When James Shields pitched poorly in the 2014 postseason, some people ridiculed his nickname: Big Game James. To me, they’re missing a larger point. He has not pitched well in the postseason, compiling a 5.46 ERA in 11 appearances spread over four seasons. He certainly didn’t pitch well last October, pitching to a 6.12 ERA in five appearances. On the other hand, there ought to be some context here.
He helped the Rays get to the postseason three times and the Royals once. Along the way, he pitched big game after big game. He has made 134 starts the last four seasons and had a 3.17 ERA. Do you think there was a big game or two along the way?

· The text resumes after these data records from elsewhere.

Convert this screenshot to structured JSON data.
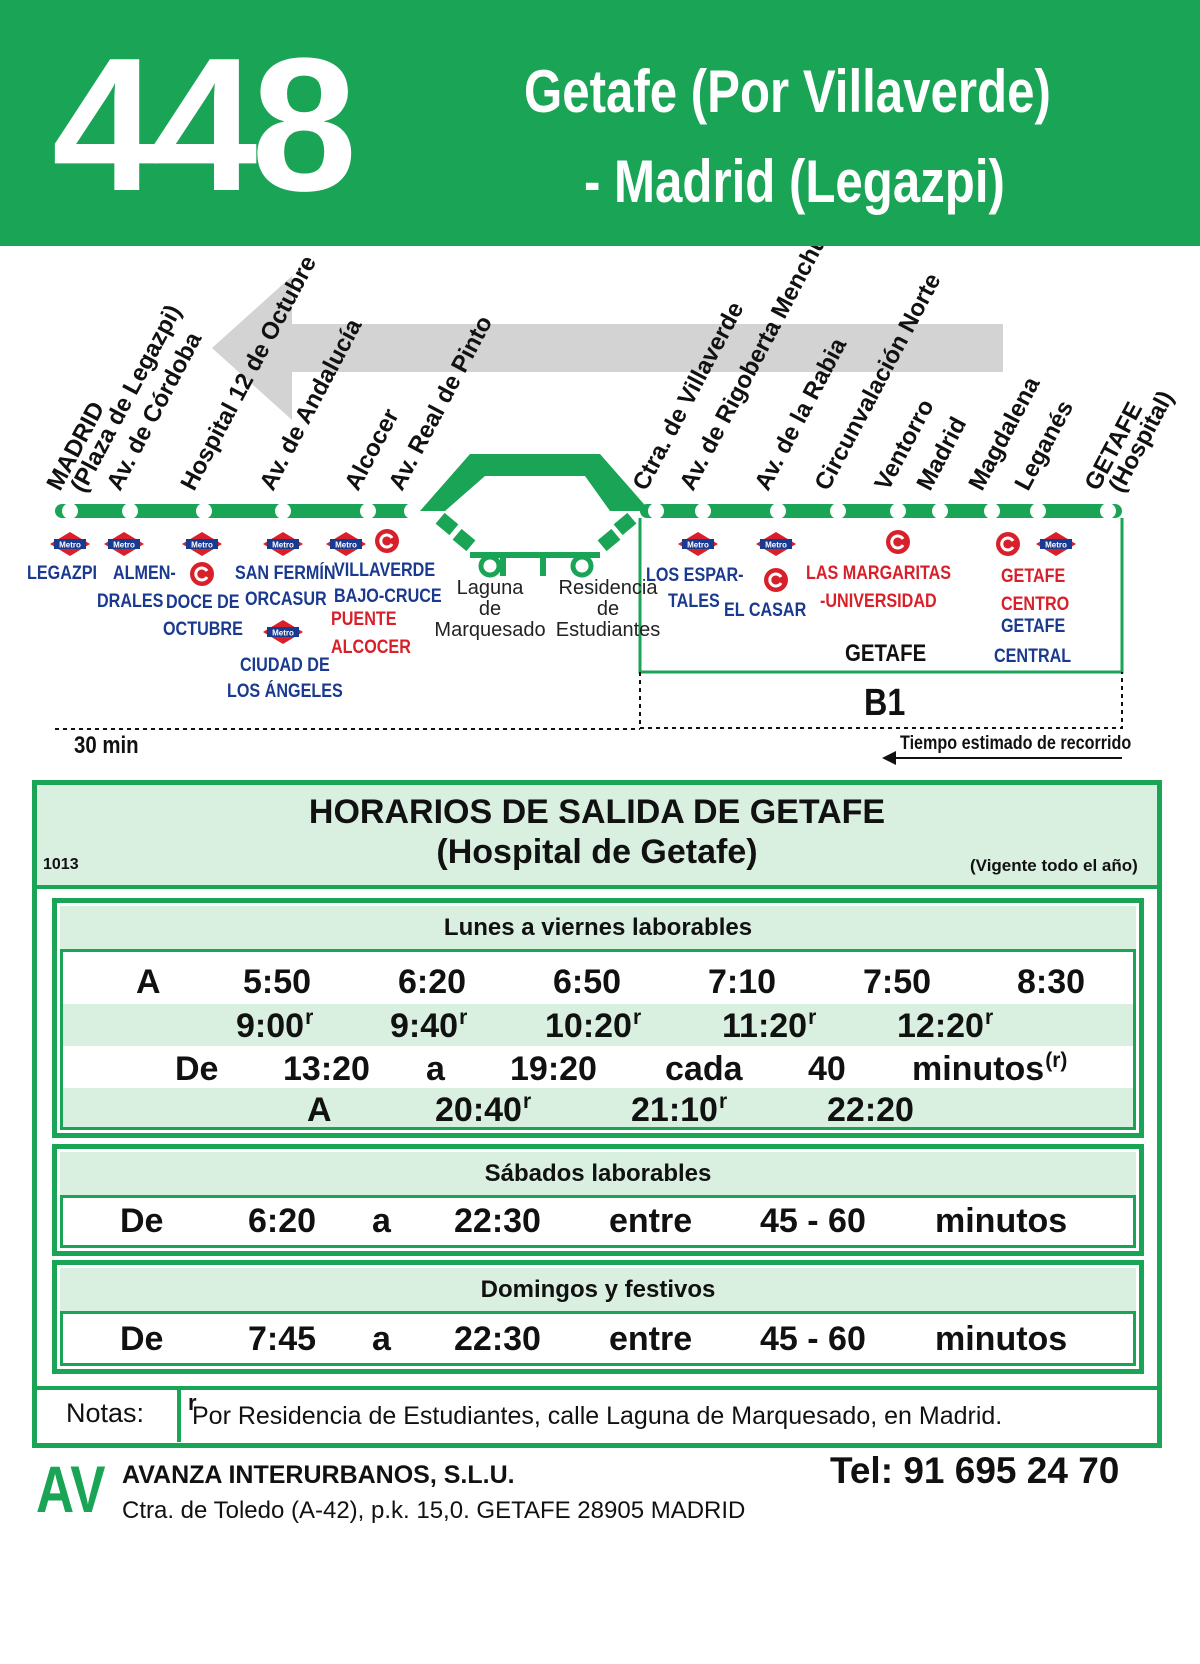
{
  "header": {
    "route_number": "448",
    "route_name_line1": "Getafe (Por Villaverde)",
    "route_name_line2": "- Madrid (Legazpi)"
  },
  "map": {
    "stops": [
      {
        "label": "MADRID",
        "sub": "(Plaza de Legazpi)"
      },
      {
        "label": "Av. de Córdoba"
      },
      {
        "label": "Hospital 12 de Octubre"
      },
      {
        "label": "Av. de Andalucía"
      },
      {
        "label": "Alcocer"
      },
      {
        "label": "Av. Real de Pinto"
      },
      {
        "label": "Ctra. de Villaverde"
      },
      {
        "label": "Av. de Rigoberta Menchú"
      },
      {
        "label": "Av. de la Rabia"
      },
      {
        "label": "Circunvalación Norte"
      },
      {
        "label": "Ventorro"
      },
      {
        "label": "Madrid"
      },
      {
        "label": "Magdalena"
      },
      {
        "label": "Leganés"
      },
      {
        "label": "GETAFE",
        "sub": "(Hospital)"
      }
    ],
    "connections": {
      "legazpi": "LEGAZPI",
      "almendrales_1": "ALMEN-",
      "almendrales_2": "DRALES",
      "doce_1": "DOCE DE",
      "doce_2": "OCTUBRE",
      "san_fermin_1": "SAN FERMÍN",
      "san_fermin_2": "ORCASUR",
      "ciudad_1": "CIUDAD DE",
      "ciudad_2": "LOS ÁNGELES",
      "villaverde_1": "VILLAVERDE",
      "villaverde_2": "BAJO-CRUCE",
      "puente_1": "PUENTE",
      "puente_2": "ALCOCER",
      "laguna": [
        "Laguna",
        "de",
        "Marquesado"
      ],
      "residencia": [
        "Residencia",
        "de",
        "Estudiantes"
      ],
      "espartales_1": "LOS ESPAR-",
      "espartales_2": "TALES",
      "el_casar": "EL CASAR",
      "margaritas_1": "LAS MARGARITAS",
      "margaritas_2": "-UNIVERSIDAD",
      "getafe_zone": "GETAFE",
      "getafe_centro_1": "GETAFE",
      "getafe_centro_2": "CENTRO",
      "getafe_central_1": "GETAFE",
      "getafe_central_2": "CENTRAL",
      "b1": "B1",
      "metro_badge": "Metro"
    },
    "travel_time": "30 min",
    "travel_time_caption": "Tiempo estimado de recorrido"
  },
  "schedule": {
    "title_line1": "HORARIOS DE SALIDA DE GETAFE",
    "title_line2": "(Hospital de Getafe)",
    "code": "1013",
    "validity": "(Vigente todo el año)",
    "weekdays": {
      "title": "Lunes a viernes laborables",
      "row1": [
        "A",
        "5:50",
        "6:20",
        "6:50",
        "7:10",
        "7:50",
        "8:30"
      ],
      "row2": [
        "9:00",
        "9:40",
        "10:20",
        "11:20",
        "12:20"
      ],
      "row3": [
        "De",
        "13:20",
        "a",
        "19:20",
        "cada",
        "40",
        "minutos"
      ],
      "row4": [
        "A",
        "20:40",
        "21:10",
        "22:20"
      ],
      "sup_r": "r",
      "sup_paren_r": "(r)"
    },
    "saturdays": {
      "title": "Sábados laborables",
      "row": [
        "De",
        "6:20",
        "a",
        "22:30",
        "entre",
        "45 - 60",
        "minutos"
      ]
    },
    "sundays": {
      "title": "Domingos y festivos",
      "row": [
        "De",
        "7:45",
        "a",
        "22:30",
        "entre",
        "45 - 60",
        "minutos"
      ]
    },
    "notes_label": "Notas:",
    "notes_mark": "r",
    "notes_text": "Por Residencia de Estudiantes, calle Laguna de Marquesado, en Madrid."
  },
  "footer": {
    "logo": "AV",
    "company": "AVANZA INTERURBANOS, S.L.U.",
    "address": "Ctra. de Toledo (A-42), p.k. 15,0. GETAFE 28905 MADRID",
    "tel": "Tel: 91 695 24 70"
  },
  "colors": {
    "brand_green": "#1aa455",
    "light_green": "#d9efe0",
    "metro_red": "#d8202a",
    "metro_blue": "#1a3a8f",
    "arrow_gray": "#d3d3d3"
  }
}
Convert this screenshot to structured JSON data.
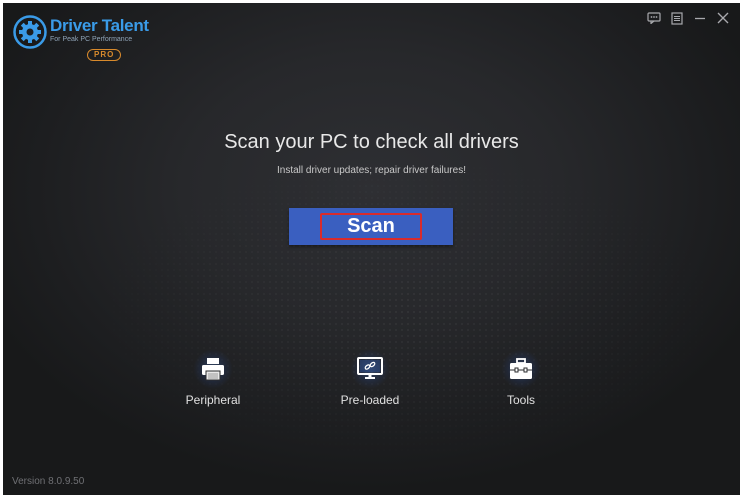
{
  "app": {
    "name": "Driver Talent",
    "tagline": "For Peak PC Performance",
    "edition": "PRO",
    "brand_color": "#3a9be8",
    "edition_color": "#d88a2c"
  },
  "window_controls": {
    "feedback": "feedback-icon",
    "menu": "menu-icon",
    "minimize": "minimize-icon",
    "close": "close-icon"
  },
  "main": {
    "headline": "Scan your PC to check all drivers",
    "subline": "Install driver updates; repair driver failures!",
    "scan_button": "Scan",
    "scan_button_color": "#3a5fc0",
    "highlight_color": "#d92b2b"
  },
  "features": [
    {
      "label": "Peripheral",
      "icon": "printer-icon"
    },
    {
      "label": "Pre-loaded",
      "icon": "monitor-link-icon"
    },
    {
      "label": "Tools",
      "icon": "toolbox-icon"
    }
  ],
  "footer": {
    "version": "Version 8.0.9.50"
  }
}
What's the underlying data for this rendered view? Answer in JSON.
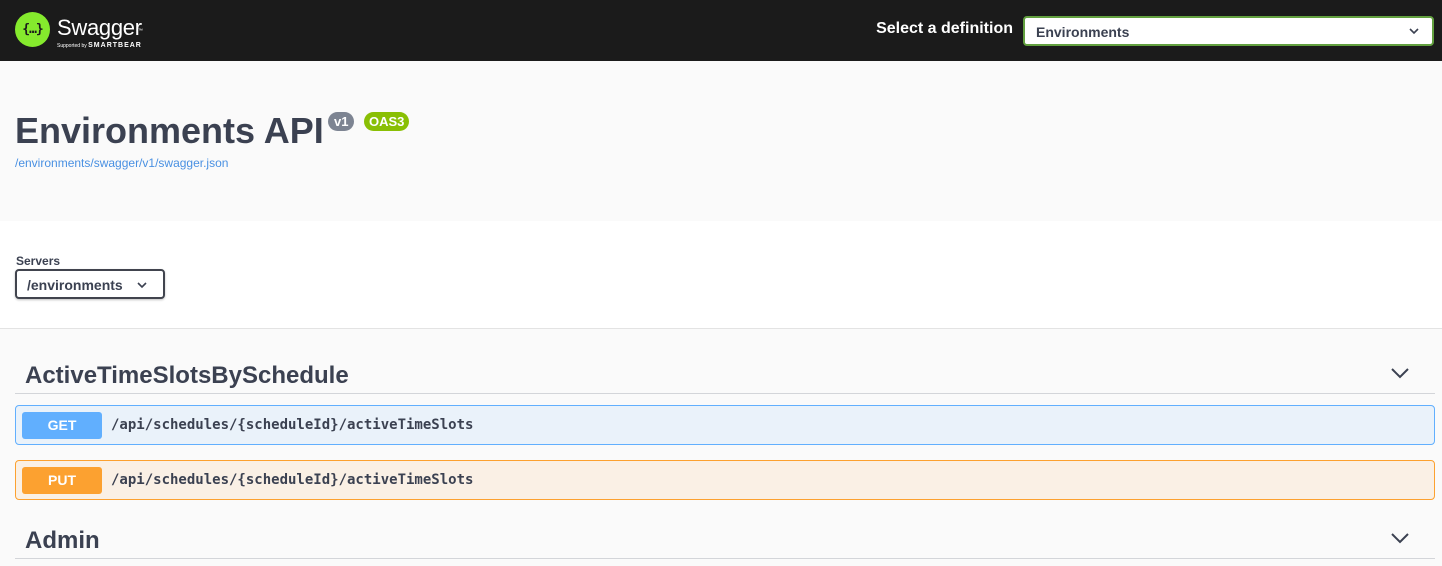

For instance, he allowed three earned runs in 6 1/3 innings to beat the White Sox to win the first postseason game the Rays ever played. A few weeks after that, he pitched 5 2/3 shutout innings to win Game 2 of the 2008 World Series. That one might have qualified as a big game.
Again, though, his postseason track record isn’t all that great, and he has to live with those performances the same way plenty of others do, too. But the larger body of work is impressive. He’s good for 220 innings and 200 strikeouts. He’s incredibly competitive and prides himself on consistently giving his team a chance to win.
This is a big day for the Padres. Shields deepens the rotation, adds leadership and will turn this new collection of players into a cohesive unit.
Was it wise to give a 33-year-old pitcher approaching his 2,000th inning a four-year contract? That’s an interesting question. The Padres might just see it as an investment.
What if they make the postseason the next two seasons? What if they end up playing deep into October in one of those seasons and that they ignite interest in the team around Southern California? What’s that energy worth to a team? Shields might help create a new generation of baseball fans in San Diego.
This is about more than just one move. This is about reshaping a franchise, both on the field and in the hearts and minds of fans. This might be the off-season that sparked an exciting era of Padres of baseball. There are no guarantees. Baseball’s landscape is closer and more competitive than it has ever been. The Giants and Dodgers are really good. Even the competition for one of the two NL Wild Card berths is going to be fierce.
But the Padres are in the conversation, and Big Game James is another brick in that wall.